4. Sophos (bahasa Yunani yang masuk kedalam filsafat Islam)
yang berarti hikmat, dan kaum sufi pula yang tahu hikmat. Pendapat ini memang banyak yang
menolak, karena kata sophos telah masuk kedalam kata falsafat dalam bahasa Arab, dan
ditulis dengan sin dan bukan dengan shad seperti yang terdapat dalam kata tasawuf.
5. Suf (kain wol). Dalam sejarah tasawuf, kalau seseorang
ingin memasuki jalan tasawuf, ia meninggalkan pakaian mewah yang biasa dipakainya dan
diganti dengan kain wol kasar yang ditenun secara sederhana dari bulu domba. Pakaian ini
melambangkan kesederhanaan serta kemiskinan dan kejauhan dari dunia.
Diantara semua pendapat itu, pendapat terakhir inilah yang banyak
diterima sebagai asal kata sufi. Jadi, sufi adalah orang yang memakai wol kasar untuk
menjauhkan diri dari dunia materi dan memusatkan perhatian pada alam rohani. Orang yang
pertama memakai kata sufi kelihatannya Abu Hasyim al-Kufi di Irak (w.150 H)

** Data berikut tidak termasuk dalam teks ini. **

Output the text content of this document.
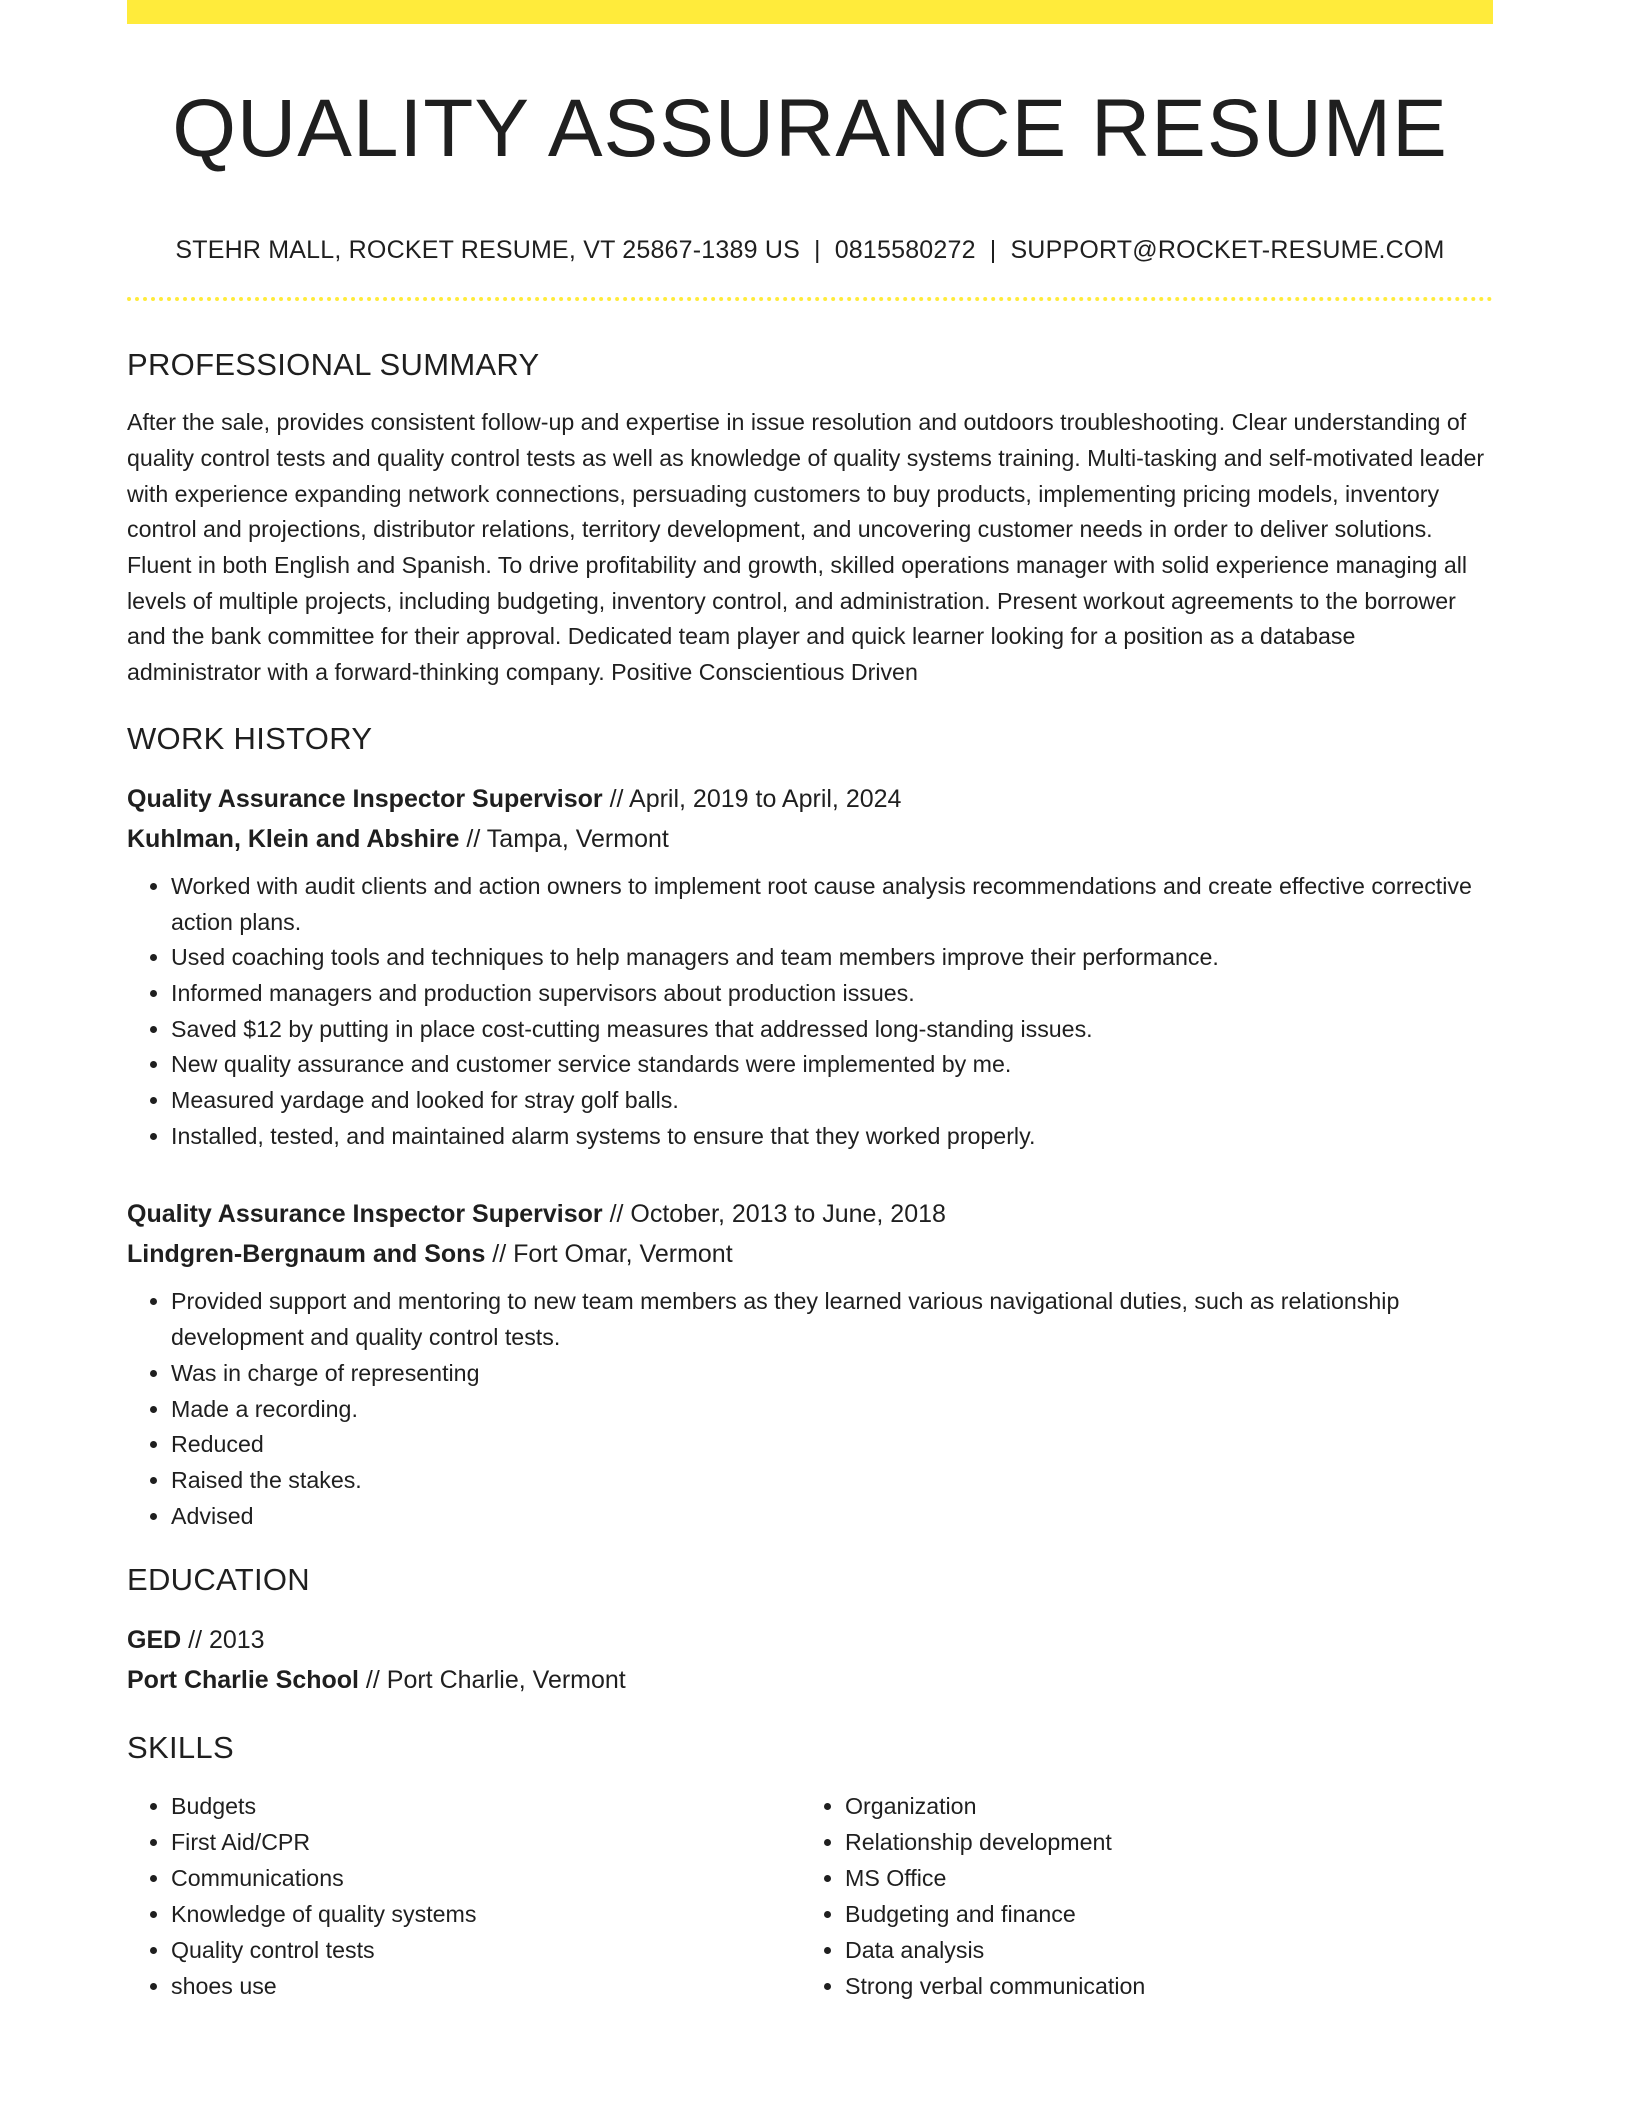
QUALITY ASSURANCE RESUME
STEHR MALL, ROCKET RESUME, VT 25867-1389 US | 0815580272 | SUPPORT@ROCKET-RESUME.COM
PROFESSIONAL SUMMARY
After the sale, provides consistent follow-up and expertise in issue resolution and outdoors troubleshooting. Clear understanding of quality control tests and quality control tests as well as knowledge of quality systems training. Multi-tasking and self-motivated leader with experience expanding network connections, persuading customers to buy products, implementing pricing models, inventory control and projections, distributor relations, territory development, and uncovering customer needs in order to deliver solutions. Fluent in both English and Spanish. To drive profitability and growth, skilled operations manager with solid experience managing all levels of multiple projects, including budgeting, inventory control, and administration. Present workout agreements to the borrower and the bank committee for their approval. Dedicated team player and quick learner looking for a position as a database administrator with a forward-thinking company. Positive Conscientious Driven
WORK HISTORY
Quality Assurance Inspector Supervisor // April, 2019 to April, 2024
Kuhlman, Klein and Abshire // Tampa, Vermont
• Worked with audit clients and action owners to implement root cause analysis recommendations and create effective corrective action plans.
• Used coaching tools and techniques to help managers and team members improve their performance.
• Informed managers and production supervisors about production issues.
• Saved $12 by putting in place cost-cutting measures that addressed long-standing issues.
• New quality assurance and customer service standards were implemented by me.
• Measured yardage and looked for stray golf balls.
• Installed, tested, and maintained alarm systems to ensure that they worked properly.
Quality Assurance Inspector Supervisor // October, 2013 to June, 2018
Lindgren-Bergnaum and Sons // Fort Omar, Vermont
• Provided support and mentoring to new team members as they learned various navigational duties, such as relationship development and quality control tests.
• Was in charge of representing
• Made a recording.
• Reduced
• Raised the stakes.
• Advised
EDUCATION
GED // 2013
Port Charlie School // Port Charlie, Vermont
SKILLS
• Budgets
• First Aid/CPR
• Communications
• Knowledge of quality systems
• Quality control tests
• shoes use
• Organization
• Relationship development
• MS Office
• Budgeting and finance
• Data analysis
• Strong verbal communication
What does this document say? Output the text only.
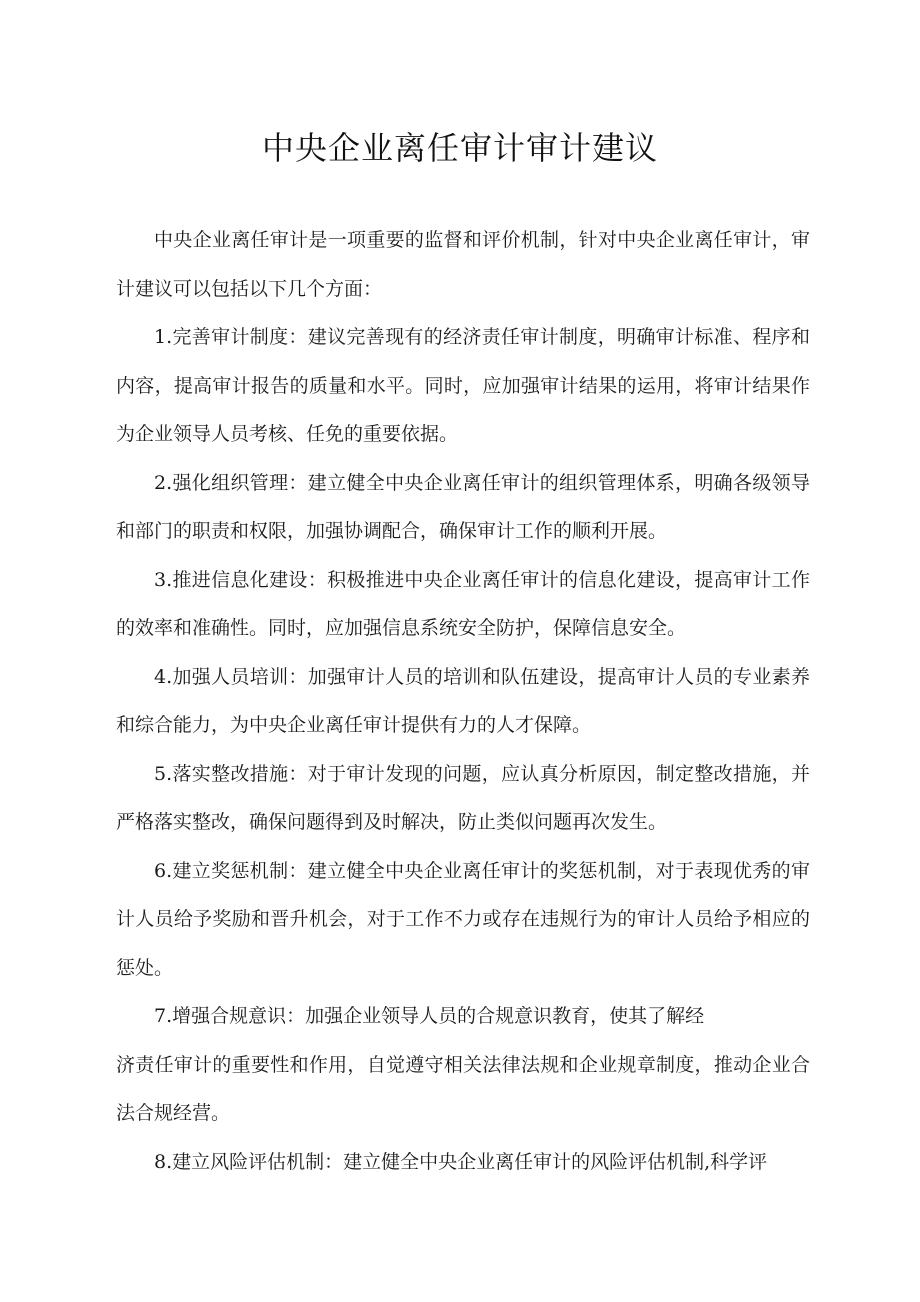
中央企业离任审计审计建议

中央企业离任审计是一项重要的监督和评价机制，针对中央企业离任审计，审计建议可以包括以下几个方面：

1.完善审计制度：建议完善现有的经济责任审计制度，明确审计标准、程序和内容，提高审计报告的质量和水平。同时，应加强审计结果的运用，将审计结果作为企业领导人员考核、任免的重要依据。

2.强化组织管理：建立健全中央企业离任审计的组织管理体系，明确各级领导和部门的职责和权限，加强协调配合，确保审计工作的顺利开展。

3.推进信息化建设：积极推进中央企业离任审计的信息化建设，提高审计工作的效率和准确性。同时，应加强信息系统安全防护，保障信息安全。

4.加强人员培训：加强审计人员的培训和队伍建设，提高审计人员的专业素养和综合能力，为中央企业离任审计提供有力的人才保障。

5.落实整改措施：对于审计发现的问题，应认真分析原因，制定整改措施，并严格落实整改，确保问题得到及时解决，防止类似问题再次发生。

6.建立奖惩机制：建立健全中央企业离任审计的奖惩机制，对于表现优秀的审计人员给予奖励和晋升机会，对于工作不力或存在违规行为的审计人员给予相应的惩处。

7.增强合规意识：加强企业领导人员的合规意识教育，使其了解经

济责任审计的重要性和作用，自觉遵守相关法律法规和企业规章制度，推动企业合法合规经营。

8.建立风险评估机制：建立健全中央企业离任审计的风险评估机制,科学评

Berikut ini pernyataan ulama-ulama sufi tentang definisi tasawuf dan ajaran-ajarannya.
Imam al-Junaid al-Baghdadi, pimpinan kaum sufi (Sayyid ath-Thâ-ifah ash-Shûfiyyah), berkata: “Tasawuf ialah keluar dari setiap akhlak yang tercela dan masuk kepada setiap akhlak yang mulia”[19].
Pada kesempatan lain beliau berkata: “Kita tidak mengambil tasawuf dengan banyak berbicara (al-Qâl Wa al-Qîl). Kita mengambil tasawuf dengan banyak lapar (puasa), bangun malam, dan meninggalkan segala kenikmatan-kenikmatan”[20].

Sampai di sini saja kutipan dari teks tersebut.